Data Fusion

Data Fusion: Getting good results from noisy data

Real World Data

In the scientific world, data comes from carefully controlled experiments. It is reliable, clean and controlled. In the real world, data comes from many sources and in many formats. It contains noise, biases and gaps. It is messy - but with the right mathematical analysis it can be very valuable indeed.

Advanced Bayesian Reasoning

Our prime technology is advanced Bayesian reasoning where we are developing powerful in-house tools. We produce models of how the things you care about (e.g. position in tracking, demographics in profiling, opinions in marketing) generate the things you can observe (the data).

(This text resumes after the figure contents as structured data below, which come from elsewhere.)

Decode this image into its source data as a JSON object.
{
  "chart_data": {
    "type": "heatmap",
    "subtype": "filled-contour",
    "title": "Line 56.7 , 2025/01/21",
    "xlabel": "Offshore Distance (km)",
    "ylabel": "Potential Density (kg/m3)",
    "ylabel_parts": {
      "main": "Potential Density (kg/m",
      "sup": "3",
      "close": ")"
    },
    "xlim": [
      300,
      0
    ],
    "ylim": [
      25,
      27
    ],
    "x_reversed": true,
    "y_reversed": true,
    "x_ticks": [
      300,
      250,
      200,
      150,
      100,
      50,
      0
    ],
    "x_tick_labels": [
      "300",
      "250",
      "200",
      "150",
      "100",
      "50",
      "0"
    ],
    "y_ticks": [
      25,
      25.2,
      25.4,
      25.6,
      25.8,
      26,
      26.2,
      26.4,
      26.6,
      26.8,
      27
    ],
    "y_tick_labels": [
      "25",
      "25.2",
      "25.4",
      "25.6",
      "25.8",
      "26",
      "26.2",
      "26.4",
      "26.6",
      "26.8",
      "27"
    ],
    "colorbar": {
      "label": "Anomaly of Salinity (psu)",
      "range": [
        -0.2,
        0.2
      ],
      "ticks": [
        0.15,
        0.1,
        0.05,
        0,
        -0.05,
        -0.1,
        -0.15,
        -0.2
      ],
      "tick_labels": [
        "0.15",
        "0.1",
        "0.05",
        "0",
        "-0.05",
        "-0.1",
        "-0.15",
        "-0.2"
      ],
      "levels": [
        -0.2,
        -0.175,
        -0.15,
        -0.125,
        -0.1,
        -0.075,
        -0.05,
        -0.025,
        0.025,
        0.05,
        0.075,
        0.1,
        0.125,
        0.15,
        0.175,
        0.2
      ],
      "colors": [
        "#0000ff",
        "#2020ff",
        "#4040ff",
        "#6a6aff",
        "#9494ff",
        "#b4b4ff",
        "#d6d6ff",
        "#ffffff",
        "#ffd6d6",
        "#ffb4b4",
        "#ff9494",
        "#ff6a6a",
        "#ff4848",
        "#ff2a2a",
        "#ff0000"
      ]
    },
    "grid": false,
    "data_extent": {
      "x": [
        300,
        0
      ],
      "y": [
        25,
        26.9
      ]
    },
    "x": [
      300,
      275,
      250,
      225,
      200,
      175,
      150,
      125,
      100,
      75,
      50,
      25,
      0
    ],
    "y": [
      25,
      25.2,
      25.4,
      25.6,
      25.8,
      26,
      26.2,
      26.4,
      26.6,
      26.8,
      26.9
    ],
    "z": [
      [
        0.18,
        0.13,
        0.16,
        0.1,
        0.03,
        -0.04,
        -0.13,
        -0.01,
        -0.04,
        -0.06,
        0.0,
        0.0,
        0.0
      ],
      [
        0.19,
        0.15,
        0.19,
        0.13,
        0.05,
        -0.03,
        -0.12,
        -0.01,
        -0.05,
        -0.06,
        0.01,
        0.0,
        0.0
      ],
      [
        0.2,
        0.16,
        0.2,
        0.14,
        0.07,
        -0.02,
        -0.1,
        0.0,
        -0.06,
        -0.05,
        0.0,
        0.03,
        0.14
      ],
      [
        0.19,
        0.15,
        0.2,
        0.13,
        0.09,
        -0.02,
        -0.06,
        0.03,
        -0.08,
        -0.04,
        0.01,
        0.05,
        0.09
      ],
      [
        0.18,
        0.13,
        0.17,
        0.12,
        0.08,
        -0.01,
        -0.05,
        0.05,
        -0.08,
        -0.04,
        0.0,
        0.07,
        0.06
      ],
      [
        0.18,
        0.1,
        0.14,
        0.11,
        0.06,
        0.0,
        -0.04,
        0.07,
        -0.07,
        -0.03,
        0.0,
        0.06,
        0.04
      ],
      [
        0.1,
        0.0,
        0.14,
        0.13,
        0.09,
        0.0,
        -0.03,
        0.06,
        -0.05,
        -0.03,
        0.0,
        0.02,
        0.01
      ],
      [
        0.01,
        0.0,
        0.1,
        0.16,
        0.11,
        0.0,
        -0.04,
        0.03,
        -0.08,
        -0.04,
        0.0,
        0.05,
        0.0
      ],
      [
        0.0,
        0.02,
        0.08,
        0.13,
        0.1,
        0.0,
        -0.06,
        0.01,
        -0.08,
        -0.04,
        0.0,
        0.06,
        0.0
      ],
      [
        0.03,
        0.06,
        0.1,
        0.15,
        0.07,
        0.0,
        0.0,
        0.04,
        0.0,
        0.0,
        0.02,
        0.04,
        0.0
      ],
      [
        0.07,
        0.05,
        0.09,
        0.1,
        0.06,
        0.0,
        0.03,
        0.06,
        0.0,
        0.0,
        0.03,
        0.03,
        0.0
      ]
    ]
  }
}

The benefits of this approach are that the models:

  • Can leverage knowledge from domain experts.

  • Can combine different types of evidence.

  • Can be adapted to handle changes in your data collection practices.

  • Can explain data in human terms.

  • Can be used and adjusted by non-technical staff.

  • Provide confidence estimates.

Lights blur in a traffic stream

Example: Combining Evidence

Problem: A major broadcaster wanted to deliver an innovative location-based mobile phone service - but most of their customers do not have GPS phones.

Solution: Statistically combining information from sources which on their own were noisy and incomplete: cell ID, some GPS, and bluetooth.

Benefits: Major improvements in accuracy from ~500m to ~30m.

Related problems: Tracking, navigation, analysing hybrid data, combining human intuition with statistical inference.